Моряна разгулялась в эту ночь буйно и грозно: дребезжали окна от ударов, дрожали стены, вопила печная труба и где-то близко выли стаи волков. Мне чудилось, что они окружили нашу казарму и царапались лапами в дверь и в стены. Но люди спали крепко, храпели на всех нарах и невнятно бормотали во сне. Спала и мать. Наташа лежала рядом, и я не слышал даже её дыхания. Но проснулся я от жуткого воя волков и долго не мог успокоиться. Кряхтел и стонал Гордей: должно быть, нога у него болела нестерпимо. Олёна тоже стонала, и стоны её были похожи на рыданье. Наташа села на своей постельке, и в мутном мерцании привёрнутой лампы я видел, как она, опираясь локтями о колени, обхватила растрёпанную голову ладонями и закачалась из стороны в сторону. Мне стало страшно: на нарах вверху и внизу, в грязных ворохах дерюг, одеялок и разного тряпья, лежали люди. Было душно, болела голова, и дурманный смрад, густой и вязкий, судорожно сжимал горло.

Я подполз к Наташе и схватил её за руку.

— Не надо, Наташа, не качайся!

Она повернула ко мне лицо и спокойно, дружелюбно прошептала:

— Не спишь? И я не сплю. А чего бы тебе не спать-то? В твои годы ребятишки крепко спят.

— Я от волков проснулся: слышишь, как воют? Они, должно, на дворе и перед окошками.

— Не волки страшны, Федя, а люди.

— Я знаю.

— Ничего ты не знаешь: ты ещё невыросток. Откуда тебе знать-то?

— Аль я слепой? И в селе у нас, и здесь, на ватаге, — все люди перед глазами. Ты думаешь, я не понимаю? Я всё чую. Я и сам, чай, много помаялся.

Она тихо засмеялась и обняла меня.

— Чудной ты какой-то! Сам с вершок, а слова с горшок.

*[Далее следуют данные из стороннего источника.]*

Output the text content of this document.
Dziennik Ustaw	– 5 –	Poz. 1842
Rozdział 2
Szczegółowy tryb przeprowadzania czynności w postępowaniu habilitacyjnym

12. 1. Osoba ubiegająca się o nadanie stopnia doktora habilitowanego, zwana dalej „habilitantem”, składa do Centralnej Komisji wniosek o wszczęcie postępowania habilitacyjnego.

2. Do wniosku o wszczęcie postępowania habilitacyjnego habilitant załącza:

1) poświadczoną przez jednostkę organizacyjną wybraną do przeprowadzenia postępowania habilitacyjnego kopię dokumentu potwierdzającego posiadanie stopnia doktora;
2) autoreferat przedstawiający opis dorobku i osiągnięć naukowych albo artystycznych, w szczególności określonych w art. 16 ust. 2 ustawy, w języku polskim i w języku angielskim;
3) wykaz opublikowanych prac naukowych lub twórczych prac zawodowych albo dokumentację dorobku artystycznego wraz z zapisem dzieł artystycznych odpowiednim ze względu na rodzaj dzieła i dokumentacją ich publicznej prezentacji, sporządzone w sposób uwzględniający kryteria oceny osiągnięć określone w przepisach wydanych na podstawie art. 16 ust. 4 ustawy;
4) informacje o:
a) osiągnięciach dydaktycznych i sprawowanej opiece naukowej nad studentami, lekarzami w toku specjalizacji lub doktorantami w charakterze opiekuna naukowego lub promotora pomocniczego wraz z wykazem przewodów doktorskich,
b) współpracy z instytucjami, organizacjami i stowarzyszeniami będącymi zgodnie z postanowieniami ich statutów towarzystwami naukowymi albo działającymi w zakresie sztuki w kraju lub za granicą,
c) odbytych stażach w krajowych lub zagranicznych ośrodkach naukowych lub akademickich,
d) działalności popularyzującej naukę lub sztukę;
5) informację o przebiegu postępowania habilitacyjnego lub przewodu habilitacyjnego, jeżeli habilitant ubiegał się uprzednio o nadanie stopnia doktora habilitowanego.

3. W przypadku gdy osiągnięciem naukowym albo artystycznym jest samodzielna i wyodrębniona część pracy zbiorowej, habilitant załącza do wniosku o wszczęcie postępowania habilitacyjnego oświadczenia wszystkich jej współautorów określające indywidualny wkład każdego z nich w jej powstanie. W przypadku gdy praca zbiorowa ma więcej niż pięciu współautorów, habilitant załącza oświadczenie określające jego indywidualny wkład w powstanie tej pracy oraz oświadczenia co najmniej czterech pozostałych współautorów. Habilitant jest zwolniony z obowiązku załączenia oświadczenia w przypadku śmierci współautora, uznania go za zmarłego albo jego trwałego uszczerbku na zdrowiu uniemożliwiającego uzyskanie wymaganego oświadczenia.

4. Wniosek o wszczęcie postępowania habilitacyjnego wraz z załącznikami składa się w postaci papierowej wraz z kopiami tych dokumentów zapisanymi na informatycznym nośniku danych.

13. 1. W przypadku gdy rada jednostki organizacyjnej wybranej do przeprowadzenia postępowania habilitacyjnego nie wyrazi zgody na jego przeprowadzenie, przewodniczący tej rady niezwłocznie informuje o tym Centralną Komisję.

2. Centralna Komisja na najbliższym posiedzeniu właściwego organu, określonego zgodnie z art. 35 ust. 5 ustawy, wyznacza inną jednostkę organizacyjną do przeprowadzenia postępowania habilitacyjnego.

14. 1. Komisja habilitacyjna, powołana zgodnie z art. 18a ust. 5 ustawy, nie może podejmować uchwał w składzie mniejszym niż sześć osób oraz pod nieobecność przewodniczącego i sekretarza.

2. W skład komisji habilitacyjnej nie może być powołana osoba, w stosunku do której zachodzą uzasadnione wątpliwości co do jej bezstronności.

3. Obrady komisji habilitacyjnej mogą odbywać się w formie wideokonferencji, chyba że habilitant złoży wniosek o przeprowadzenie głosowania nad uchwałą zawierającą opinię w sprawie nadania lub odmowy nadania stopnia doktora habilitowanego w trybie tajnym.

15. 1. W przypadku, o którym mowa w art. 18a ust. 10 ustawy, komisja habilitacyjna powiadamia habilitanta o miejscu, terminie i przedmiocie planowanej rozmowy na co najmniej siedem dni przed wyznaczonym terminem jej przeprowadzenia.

Около неё мне было приятно: в ней чувствовал я доброе сердце, умную опытность и неподатливую силу. С женщинами в казарме и на плоту она не дружила, сторонилась всех, словно никому из них не доверяла и не уважала никого. Даже с Прасковеей и Гришей держалась с молчаливой насторожённостью, а к матери относилась, как к безобидной простушке. Но меня она любила: я видел это по её глазам и по приветливой, хоть и скупой, улыбке. Очень внимательно присматривалась она и к Феклушке. А один раз, в воскресенье, когда кузнечиха ушла с Улитой в церковь, она долго сидела у девочки, и они о чём-то шептались, не отрываясь друг от друга. Потом она уже каждый вечер подходила к ней, не обращая внимания на отца и мать, совала ей что-то в худенькие ручки, медленно склоняясь над её головой. Отходила она от неё растроганная, с гневными глазами.

— Люди и собак холят, — бормотала она, легко вскакивая на свои нары, несмотря на свою массивность, — а тут своего ребёнка затоптали.

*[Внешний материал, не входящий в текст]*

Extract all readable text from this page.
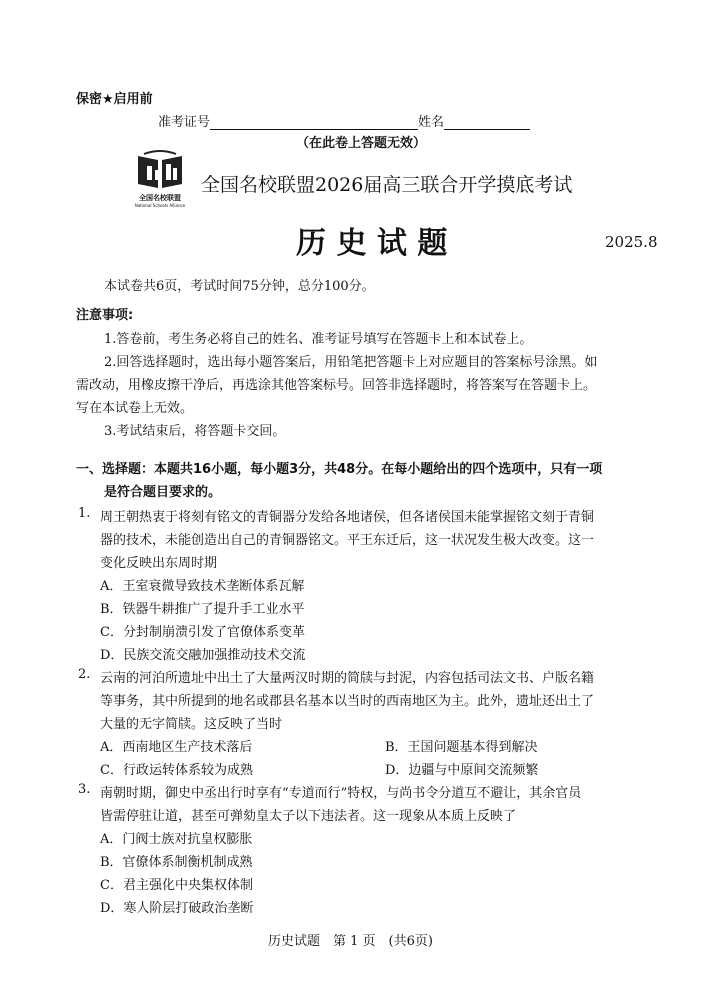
保密★启用前
准考证号	姓名
（在此卷上答题无效）
全国名校联盟
National Schools Alliance
全国名校联盟2026届高三联合开学摸底考试
历 史 试 题	2025.8
本试卷共6页，考试时间75分钟，总分100分。
注意事项:
1.答卷前，考生务必将自己的姓名、准考证号填写在答题卡上和本试卷上。
2.回答选择题时，选出每小题答案后，用铅笔把答题卡上对应题目的答案标号涂黑。如
需改动，用橡皮擦干净后，再选涂其他答案标号。回答非选择题时，将答案写在答题卡上。
写在本试卷上无效。
3.考试结束后，将答题卡交回。
一、选择题：本题共16小题，每小题3分，共48分。在每小题给出的四个选项中，只有一项
是符合题目要求的。
1. 周王朝热衷于将刻有铭文的青铜器分发给各地诸侯，但各诸侯国未能掌握铭文刻于青铜
器的技术，未能创造出自己的青铜器铭文。平王东迁后，这一状况发生极大改变。这一
变化反映出东周时期
A．王室衰微导致技术垄断体系瓦解
B．铁器牛耕推广了提升手工业水平
C．分封制崩溃引发了官僚体系变革
D．民族交流交融加强推动技术交流
2. 云南的河泊所遗址中出土了大量两汉时期的简牍与封泥，内容包括司法文书、户版名籍
等事务，其中所提到的地名或郡县名基本以当时的西南地区为主。此外，遗址还出土了
大量的无字简牍。这反映了当时
A．西南地区生产技术落后	B．王国问题基本得到解决
C．行政运转体系较为成熟	D．边疆与中原间交流频繁
3. 南朝时期，御史中丞出行时享有“专道而行”特权，与尚书令分道互不避让，其余官员
皆需停驻让道，甚至可弹劾皇太子以下违法者。这一现象从本质上反映了
A．门阀士族对抗皇权膨胀
B．官僚体系制衡机制成熟
C．君主强化中央集权体制
D．寒人阶层打破政治垄断
历史试题　第 1 页　(共6页)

Я видел, что она с любопытством прислушивалась и приглядывалась к людям. Хотя попрежнему она была молчалива, но скупая и удивлённая улыбка вздрагивала на её лице. И ещё одно я почувствовал: она привязалась ко мне и стала говорить со мною, как со взрослым, в такие моменты, когда нас никто не слышал.

Вот и в этот ночной, волчий час Наташа прижимала меня к себе своей тяжёлой рукой, и мне казалось, что ей тоже жутко, как и мне.

— Вольницей нас зовут, — шептала она насмешливо. — А мы — как арестанты. Забросили нас в пески, в дикое место, где и не растёт-то ничего, загнали в бараки, как скот, запрягли в работищу, и живём мы под палкой, в голоде, в болезнях. Вот тебе и вольница! У нашей воли много горькой соли. И все — беззащитные. Даже ты, недоросток, не спишь по ночам, маешься. И Феклушка вон, как старушка. Вам играть бы надо, звенеть бы своими ребячьими годочками, а вы в большие тянетесь.

— А куда же денешься? — заспорил я. — С кем играть-то, да где, да во что? Ты вон девка молодая, а не пляшешь и не поёшь.

— Как же я буду петь да плясать, Федя? Я каменная стала. Не песня, не радость у меня на душе, а нож за пазухой. Была у меня радость: любил меня хороший человек, а мою любовь сгубили…

— Аль я не знаю? — с участием ответил я. — Я ведь всё до званья чую.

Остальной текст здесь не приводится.